I have always aspired to the Douglas Adams classification of ‘Mostly Harmless’ so I take great pleasure of being asked for directions. Maybe I smile a more than I think I do. Maybe because I am not particularly tall and a little chubby I come across as less threatening. I know the Lovely Wife regularly smiles and her expressive hair is particularly distinctive. Maybe that hypnotises people into thinking she is a good person to help.

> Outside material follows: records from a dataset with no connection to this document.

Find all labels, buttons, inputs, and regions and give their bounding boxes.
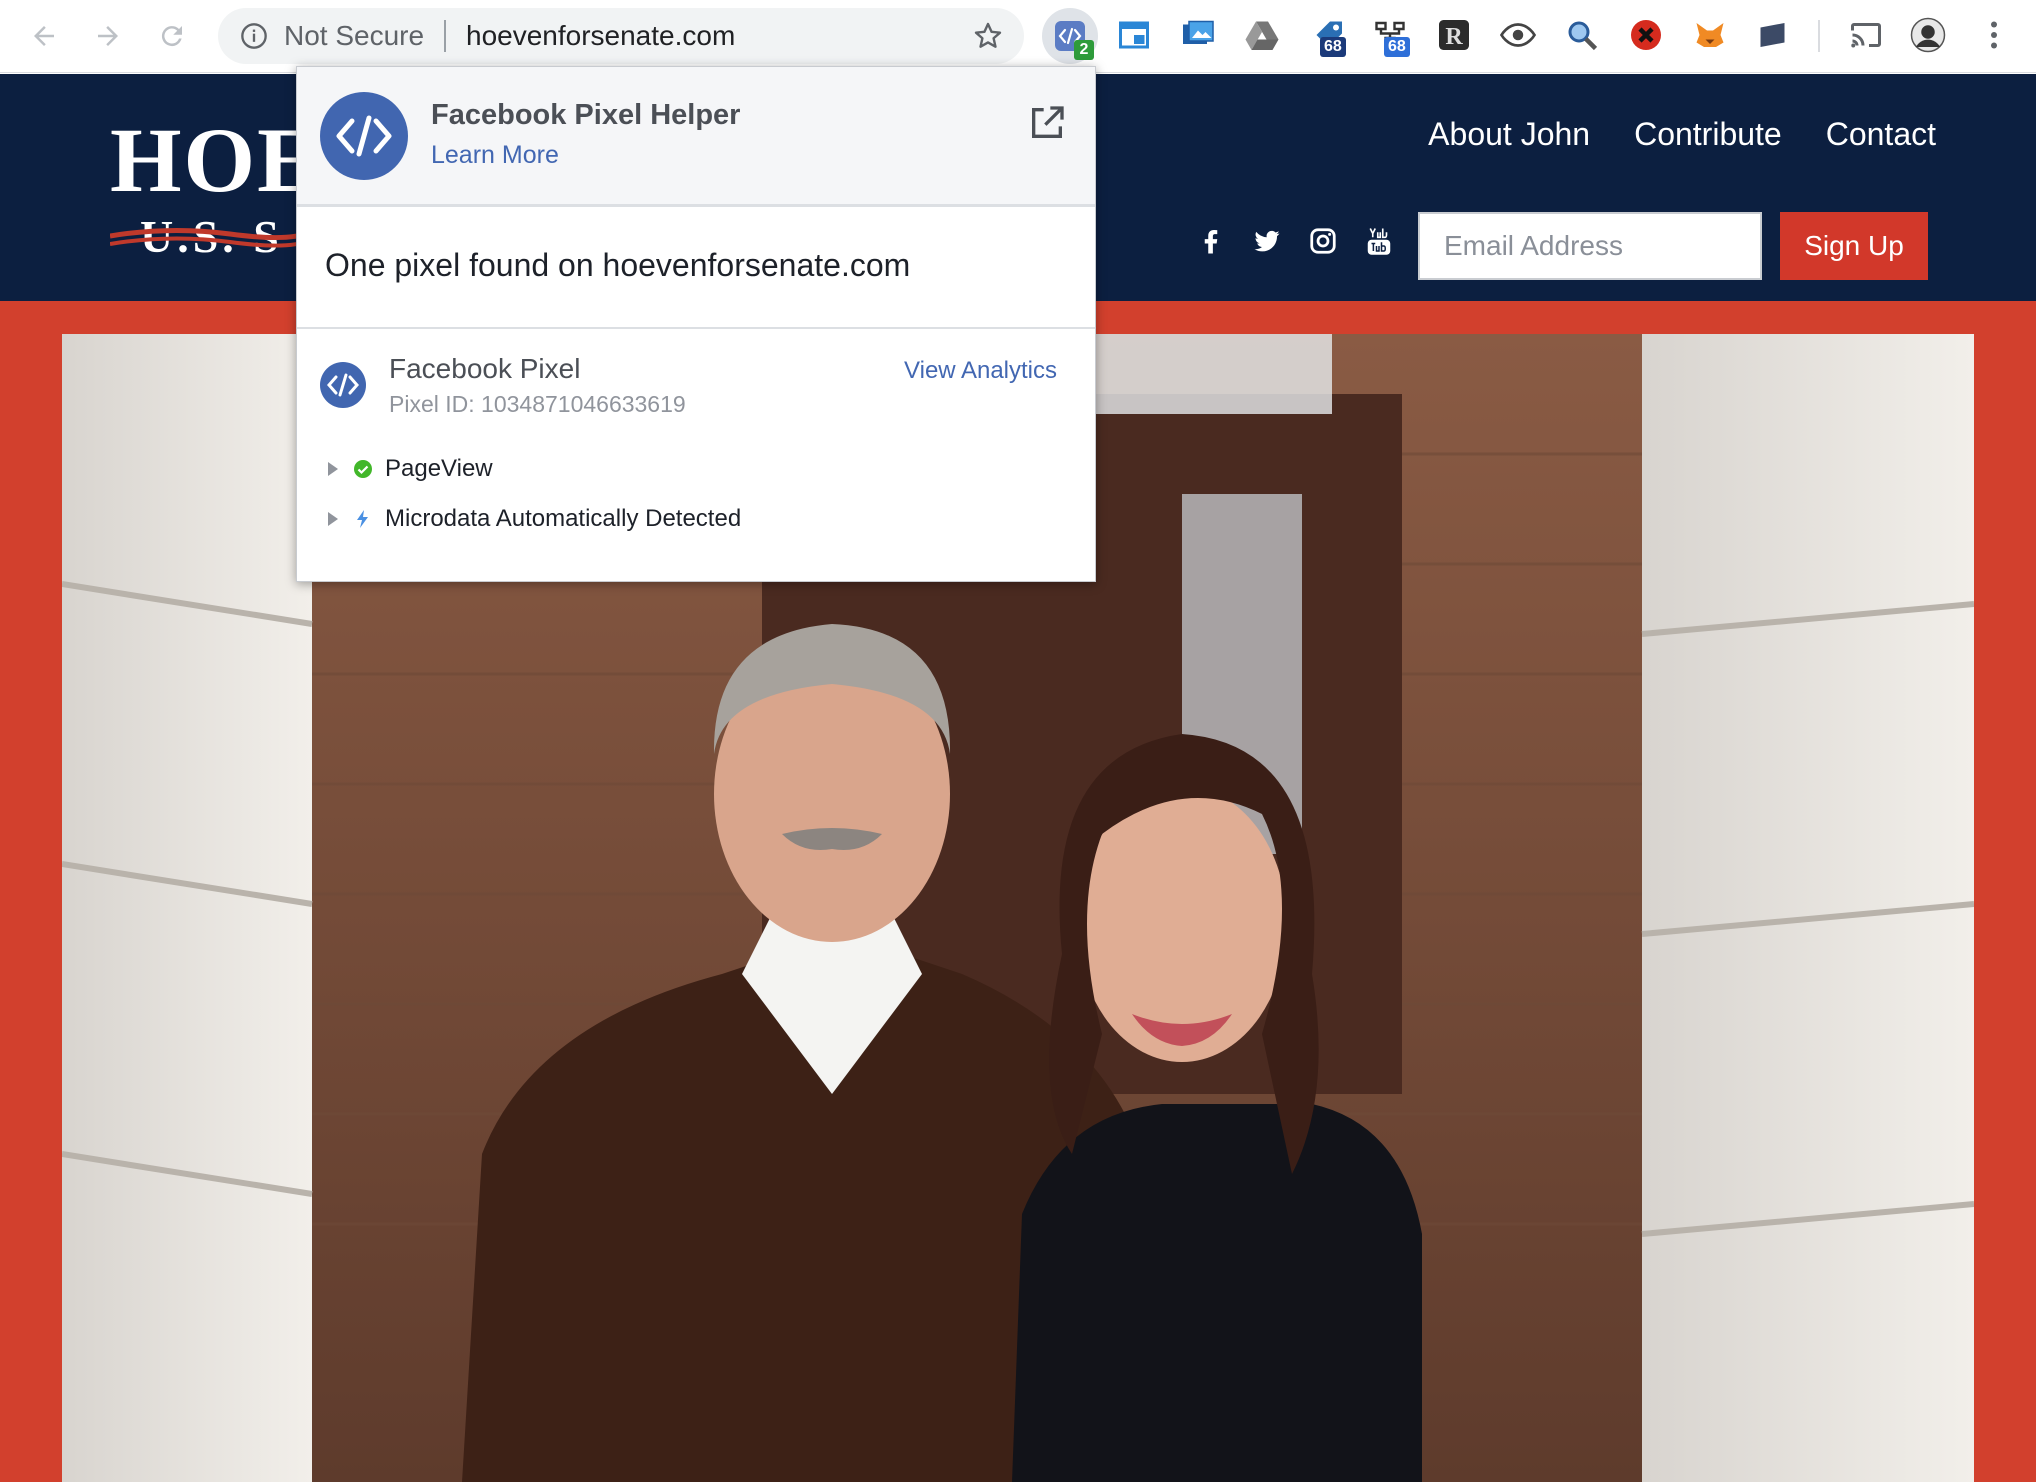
popup-divider — [297, 327, 1095, 329]
nav-contribute[interactable]: Contribute — [1634, 114, 1782, 154]
forward-button[interactable] — [86, 14, 130, 58]
blocker-extension-button[interactable] — [1626, 15, 1666, 55]
drive-icon — [1245, 21, 1279, 50]
youtube-icon[interactable] — [1364, 226, 1394, 256]
eye-icon — [1500, 23, 1536, 47]
nav-about-john[interactable]: About John — [1428, 114, 1590, 154]
browser-menu-button[interactable] — [1974, 15, 2014, 55]
instagram-icon[interactable] — [1308, 226, 1338, 256]
popup-title: Facebook Pixel Helper — [431, 99, 741, 131]
pixel-helper-badge: 2 — [1074, 40, 1094, 60]
open-in-new-icon[interactable] — [1027, 103, 1067, 143]
blocker-icon — [1631, 20, 1661, 50]
pixel-helper-popup: Facebook Pixel Helper Learn More One pix… — [296, 66, 1096, 582]
reload-button[interactable] — [150, 14, 194, 58]
url-text[interactable]: hoevenforsenate.com — [466, 22, 735, 50]
learn-more-link[interactable]: Learn More — [431, 141, 559, 170]
address-bar[interactable]: Not Secure hoevenforsenate.com — [218, 8, 1024, 64]
pixel-summary: One pixel found on hoevenforsenate.com — [325, 247, 911, 283]
logo-main-text: HOE — [110, 109, 321, 211]
profile-avatar-button[interactable] — [1908, 15, 1948, 55]
screenshot-extension-button[interactable] — [1178, 15, 1218, 55]
popup-header: Facebook Pixel Helper Learn More — [297, 67, 1095, 207]
svg-text:R: R — [1445, 24, 1463, 50]
avatar-icon — [1910, 17, 1946, 53]
browser-toolbar: Not Secure hoevenforsenate.com 2 68 68 R — [0, 0, 2036, 73]
security-label[interactable]: Not Secure — [284, 22, 424, 50]
signup-button[interactable]: Sign Up — [1780, 212, 1928, 280]
pixel-helper-logo-icon — [320, 92, 408, 180]
screen-extension-button[interactable] — [1754, 15, 1794, 55]
bookmark-star-icon[interactable] — [972, 20, 1004, 52]
pixel-id: Pixel ID: 1034871046633619 — [389, 391, 686, 417]
pixel-helper-extension-button[interactable]: 2 — [1042, 8, 1098, 64]
more-vert-icon — [1991, 21, 1997, 49]
omnibox-separator — [444, 20, 446, 52]
back-button[interactable] — [22, 14, 66, 58]
expand-triangle-icon[interactable] — [323, 459, 343, 479]
check-circle-icon — [354, 460, 372, 478]
window-extension-button[interactable] — [1114, 15, 1154, 55]
view-analytics-link[interactable]: View Analytics — [904, 357, 1057, 385]
tag-extension-badge: 68 — [1320, 37, 1346, 57]
drive-extension-button[interactable] — [1242, 15, 1282, 55]
tag-extension-button[interactable]: 68 — [1310, 15, 1350, 57]
lightning-icon — [357, 510, 368, 528]
event-label: Microdata Automatically Detected — [385, 505, 742, 532]
picture-icon — [1183, 20, 1214, 44]
logo-swoosh-icon — [110, 227, 310, 248]
email-signup-input[interactable] — [1418, 212, 1762, 280]
event-row-microdata[interactable]: Microdata Automatically Detected — [323, 503, 741, 535]
cast-icon — [1851, 23, 1881, 48]
letter-r-icon: R — [1439, 20, 1469, 50]
toolbar-separator — [1818, 20, 1820, 52]
window-icon — [1119, 21, 1149, 49]
arrow-right-icon — [98, 26, 118, 46]
nav-contact[interactable]: Contact — [1826, 114, 1936, 154]
site-logo[interactable]: HOE U.S. S — [110, 114, 320, 260]
event-row-pageview[interactable]: PageView — [323, 453, 493, 485]
r-extension-button[interactable]: R — [1434, 15, 1474, 55]
social-links — [1196, 226, 1394, 256]
info-icon[interactable] — [240, 22, 268, 50]
pixel-code-icon — [320, 362, 366, 408]
metamask-extension-button[interactable] — [1690, 15, 1730, 55]
expand-triangle-icon[interactable] — [323, 509, 343, 529]
arrow-left-icon — [34, 26, 54, 46]
magnifier-icon — [1568, 21, 1598, 51]
pixel-name: Facebook Pixel — [389, 353, 581, 384]
fox-icon — [1696, 23, 1724, 47]
twitter-icon[interactable] — [1252, 226, 1282, 256]
site-nav: About John Contribute Contact — [1428, 114, 1936, 154]
eye-extension-button[interactable] — [1498, 15, 1538, 55]
event-label: PageView — [385, 455, 493, 482]
seo-extension-badge: 68 — [1384, 37, 1410, 57]
screen-icon — [1760, 23, 1785, 47]
inspector-extension-button[interactable] — [1562, 15, 1602, 55]
seo-extension-button[interactable]: 68 — [1370, 15, 1410, 57]
facebook-icon[interactable] — [1196, 226, 1226, 256]
reload-icon — [161, 26, 182, 47]
cast-button[interactable] — [1846, 15, 1886, 55]
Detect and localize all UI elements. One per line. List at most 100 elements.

What makes you more likely to trust a complete stranger is a question I am sure has been studied at some point. As some people will know I recently was approached by a man in the cheap seats on the Eurostar recently asking me if he could use the power socket at my seat as his was not working and he need to recharge his Blackberry. He said he was from a couple of carriages down from me so it would be out of his sight. Sure, he would have it password protected (hopefully) but it still seemed to be putting some level of trust in a complete stranger. I asked him about it as I plugged the thing in, and he quipped that since I was reading The Guardian I must be a good chap. We laughed – but I think he meant it. As part of the image of me he saw was what I was reading as well as how I was dressed etc. and in this case he was partly influenced by his own (in this case positive) views of Guardian readers. He almost certainly reads it himself. So there may have been a tribe thing going on here, which certainly works for male-male interactions (the old chestnut about two men turning up at the same event in identical shirts making them friends for life, a situation that most of the girls I know would find mortifying).

But I wonder if unconsciously we are making ourselves available too. We both like giving directions and helping people, especially in our home town. It is quite possible that as well as walking over to the obviously lost we make body language cues that suggest openness. I hope so. I think a lot of time could be saved if we talked to each other a bit more.

By the way, if you do ask us for directions, the Lovely Wife is the better choice. I have the tendency to overcomplicate my directions, and am always a short sentence away from giving the historical commentary on the route, which when all they want to do is to find out where the nearest Subway sandwich shop is probably not that helpful.